In Europees verband wordt al enkele jaren onderhandeld over een verordening die ziet
op het voorkomen van het verspreiden van online materiaal van seksueel kindermisbruik.
De maatregelen in deze ontwerpverordening zien nadrukkelijk ook op interpersoonlijke
communicatiediensten, zoals Whatsapp en Signal.
Vraag 4
Op welke manier hindert end-to-end-encryptie bij Whatsapp de opsporing van de makers
en verspreiders van kinderporno?
Antwoord 4
In groepsgesprekken en 1-op-1 gesprekken via Whatsapp (en veel andere interpersoonlijke
communicatiediensten) is de onderlinge communicatie end-to-end versleuteld en wordt
door Whatsapp geen inzicht verschaft in de inhoud van berichten – dus ook niet in
afbeeldingen of stickers. Het bedrijf geeft daarbij aan geen toegang te hebben tot
de inhoud van deze berichten. Dit betekent overigens niet dat diensten als Whatsapp
geen mogelijkheden hebben om makers en verspreiders van kinderpornografisch materiaal
op hun applicatie te traceren of te verwijderen.3
In de praktijk is het voor opsporingsinstanties om bovengenoemde redenen moeilijk
om zicht te krijgen op illegale activiteiten die zich afspelen op end-to-end versleutelde
chatapplicaties zoals Whatsapp. Het vergt voor opsporingsinstanties daarom de inzet
van zwaardere bijzondere opsporingsbevoegdheden om de inhoud van Whatsappgesprekken
te verkrijgen. Zo kan soms de bevoegdheid tot binnendringen in een geautomatiseerd
werk – de «hackbevoegdheid» – worden ingezet om een deel van de inhoud op het apparaat
zelf te ontsluiten. Dit is echter een zwaar middel dat in de praktijk in een beperkt
aantal gevallen kan worden ingezet, en ook dan is er geen garantie op succes. Het
kabinet zet zich ervoor in dat beeldmateriaal van seksueel kindermisbruik effectief
kan worden bestreden, maar dat inperking van grondrechten alleen plaatsvindt wanneer
dit strikt noodzakelijk en proportioneel is, en omkleed met passende waarborgen. In
Europees verband wordt deze problematiek ook besproken in de High Level Group (HLG) on lawful access to data. Eind mei 2024 heeft de HLG mede namens de vele experts die hieraan hebben gewerkt
een concept eindrapport gepresenteerd met daarin 42 aanbevelingen voor de verdere
ontwikkeling van EU-beleid en -regelgeving voor het verbeteren van de toegang tot
digitaal bewijs voor de rechtshandhaving.4 Veel lidstaten, waaronder Nederland, hebben het werk en de aanbevelingen van de (HLG)

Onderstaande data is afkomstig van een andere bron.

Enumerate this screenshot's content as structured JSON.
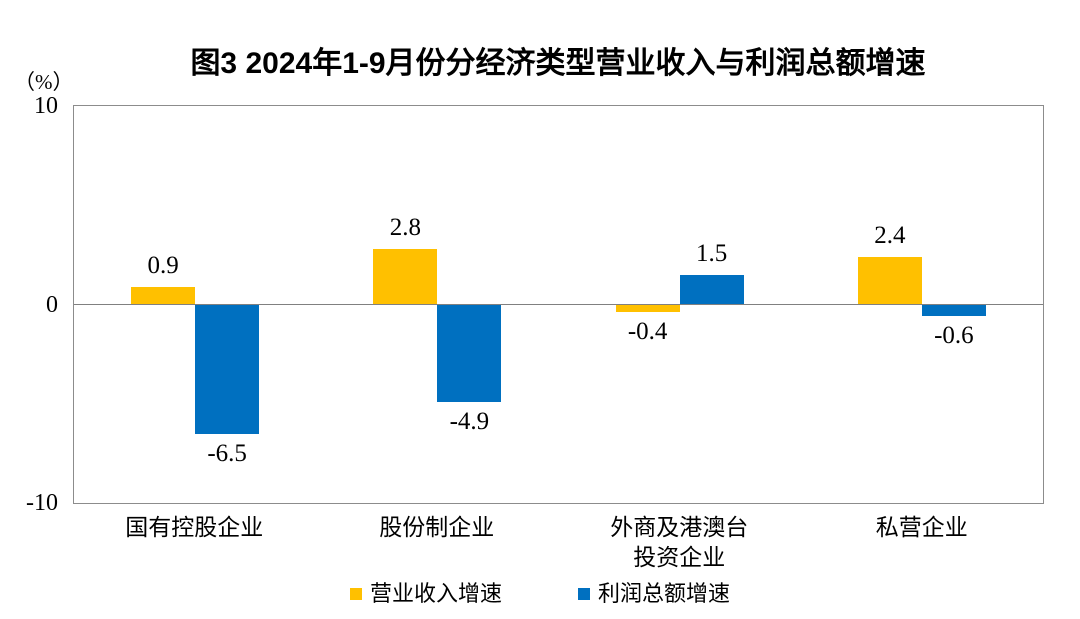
{
  "title": "图3 2024年1-9月份分经济类型营业收入与利润总额增速",
  "chart_data": {
    "type": "bar",
    "title": "图3 2024年1-9月份分经济类型营业收入与利润总额增速",
    "unit_label": "（%）",
    "categories": [
      "国有控股企业",
      "股份制企业",
      "外商及港澳台\n投资企业",
      "私营企业"
    ],
    "series": [
      {
        "key": "revenue-growth",
        "name": "营业收入增速",
        "color": "#FFC000",
        "values": [
          0.9,
          2.8,
          -0.4,
          2.4
        ]
      },
      {
        "key": "profit-growth",
        "name": "利润总额增速",
        "color": "#0070C0",
        "values": [
          -6.5,
          -4.9,
          1.5,
          -0.6
        ]
      }
    ],
    "ylim": [
      -10,
      10
    ],
    "yticks": [
      10,
      0,
      -10
    ],
    "grid": false,
    "legend_position": "bottom",
    "colors": {
      "axis_border": "#8C8C8C",
      "zero_line": "#808080",
      "text": "#000000",
      "background": "#FFFFFF"
    }
  }
}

verwelkomd en gesteund in de JBZ-Raad.5 De JBZ-Raad heeft verzocht om een gecoördineerde aanpak op basis van een routekaart
waarin de voorstellen van HLG worden uitgewerkt.
Vraag 5
Hoe gaat u ervoor zorgen dat er meer bewustwording komt bij de personen die deze beelden
verspreiden, aangezien het lijkt alsof het gevoel van ernst van de kinderpornografische
beelden naar de achtergrond aan het verdwijnen is?
Antwoord 5
Er mag geen twijfel bestaan over de ernst van kinderpornografische beelden. Het doorsturen
van materiaal van seksueel kindermisbruik is een probleem dat niet enkel op repressieve
wijze dient te worden aangepakt. Goede voorlichting over de schadelijke gevolgen van
het doorsturen van dit materiaal is in dit kader van groot belang. Op deze wijze wordt
meer bewustwording bij jongeren gecreëerd over de schadelijke effecten voor het slachtoffer
bij het doorsturen van dit materiaal. Ouders en het onderwijs kunnen hierin een belangrijke
rol spelen. Aan bewustwording wordt in het onderwijs al veel aandacht besteed. Bijvoorbeeld
in de lessen relationele en seksuele vorming of bij digitale geletterdheid. Daarnaast
bestaan er de wegwijzers «Seksualiteit online». Hierin staat advies, stappenplannen
en meldpunten om ongewenste sexting of shame sexting aan te pakken. Momenteel wordt
bezien door het Ministerie van Onderwijs, Cultuur en Wetenschap of, in het kader van
de actualisatie van de wegwijzers die in het onderwijs worden aangeboden, passende
aandacht kan worden besteed aan dit probleem. Hier is mijn ministerie bij aangesloten.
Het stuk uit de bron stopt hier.